The Proseuche
Acts 16:13
And on the sabbath we went out of the city by a river side, where prayer was wont to be made; and we sat down…


The names proseuche and synagogue were sometimes confounded; though at other times the distinction between them is observed. This distinction consists in the first word being used of the place of assembly, and the latter of the assembly itself. But however frequently these names were interchanged, they seem on the whole to have been used to designate different buildings, the first a temporary and tentative place of worship, the second a regular and acknowledged edifice, much as among ourselves a mission chapel is distinguished from a parish church.
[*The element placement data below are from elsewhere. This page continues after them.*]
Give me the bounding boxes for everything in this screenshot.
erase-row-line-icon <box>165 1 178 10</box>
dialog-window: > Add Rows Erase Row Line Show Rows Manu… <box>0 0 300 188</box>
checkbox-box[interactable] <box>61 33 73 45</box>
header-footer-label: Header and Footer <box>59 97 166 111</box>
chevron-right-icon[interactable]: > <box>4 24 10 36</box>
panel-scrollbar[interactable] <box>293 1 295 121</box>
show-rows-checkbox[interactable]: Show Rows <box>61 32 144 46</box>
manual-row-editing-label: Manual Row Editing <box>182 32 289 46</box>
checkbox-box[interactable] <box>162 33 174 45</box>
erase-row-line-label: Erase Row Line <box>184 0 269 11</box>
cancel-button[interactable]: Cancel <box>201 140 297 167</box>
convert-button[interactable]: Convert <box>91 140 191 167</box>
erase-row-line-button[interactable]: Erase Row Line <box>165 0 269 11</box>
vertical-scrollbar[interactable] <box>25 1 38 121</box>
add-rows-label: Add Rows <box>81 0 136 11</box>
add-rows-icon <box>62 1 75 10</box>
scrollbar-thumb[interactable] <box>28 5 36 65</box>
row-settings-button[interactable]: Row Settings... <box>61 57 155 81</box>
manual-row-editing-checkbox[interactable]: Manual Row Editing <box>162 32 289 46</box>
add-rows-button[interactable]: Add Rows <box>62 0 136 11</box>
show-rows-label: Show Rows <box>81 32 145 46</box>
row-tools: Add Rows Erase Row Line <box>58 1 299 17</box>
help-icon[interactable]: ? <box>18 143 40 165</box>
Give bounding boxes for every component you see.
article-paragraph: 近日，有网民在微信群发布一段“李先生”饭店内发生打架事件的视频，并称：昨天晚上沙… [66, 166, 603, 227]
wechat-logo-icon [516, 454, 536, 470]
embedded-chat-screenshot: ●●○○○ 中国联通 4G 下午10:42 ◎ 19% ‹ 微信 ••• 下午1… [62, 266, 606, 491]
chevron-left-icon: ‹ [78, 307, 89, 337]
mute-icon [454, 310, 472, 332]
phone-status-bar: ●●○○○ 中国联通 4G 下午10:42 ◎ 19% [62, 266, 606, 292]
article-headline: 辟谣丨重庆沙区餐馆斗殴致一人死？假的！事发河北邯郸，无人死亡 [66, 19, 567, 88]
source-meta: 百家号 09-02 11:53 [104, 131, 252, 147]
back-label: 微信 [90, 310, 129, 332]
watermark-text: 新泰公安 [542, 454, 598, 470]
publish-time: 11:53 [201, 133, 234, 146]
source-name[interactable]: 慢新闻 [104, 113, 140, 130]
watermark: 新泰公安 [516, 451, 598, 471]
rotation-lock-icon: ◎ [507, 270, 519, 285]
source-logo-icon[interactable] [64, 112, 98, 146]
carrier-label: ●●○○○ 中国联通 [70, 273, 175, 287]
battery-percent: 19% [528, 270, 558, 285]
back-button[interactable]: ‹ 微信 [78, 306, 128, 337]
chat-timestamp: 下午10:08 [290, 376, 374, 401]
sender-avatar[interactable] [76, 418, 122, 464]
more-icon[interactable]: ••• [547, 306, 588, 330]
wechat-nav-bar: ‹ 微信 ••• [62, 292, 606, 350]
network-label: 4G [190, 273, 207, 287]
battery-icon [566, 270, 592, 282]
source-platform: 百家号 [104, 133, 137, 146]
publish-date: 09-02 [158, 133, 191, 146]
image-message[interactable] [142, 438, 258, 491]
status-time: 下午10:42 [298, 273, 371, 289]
Wheresoever, from the paucity of their numbers, the Jews were not able to establish a synagogue, which required a certain number of men competent to bear the offices necessary to constitute a synagogue, there near a stream, as seems to have been the almost invariable practice in heathen countries, a proseuche was established — a humble dwelling partly covered, in part open to the sky, which in after times might give place to a grander edifice, and was not exclusively devoted to worship as the synagogue was. Thus at Thessalonica and Antioch and elsewhere we find synagogues mentioned; at Philippi, where there is no appearance of any Jewish colony, there is only "a place for prayer."

(W. Denton, M. A.)



Parallel Verses
KJV: And on the sabbath we went out of the city by a river side, where prayer was wont to be made; and we sat down, and spake unto the women which resorted thither.

WEB: On the Sabbath day we went forth outside of the city by a riverside, where we supposed there was a place of prayer, and we sat down, and spoke to the women who had come together.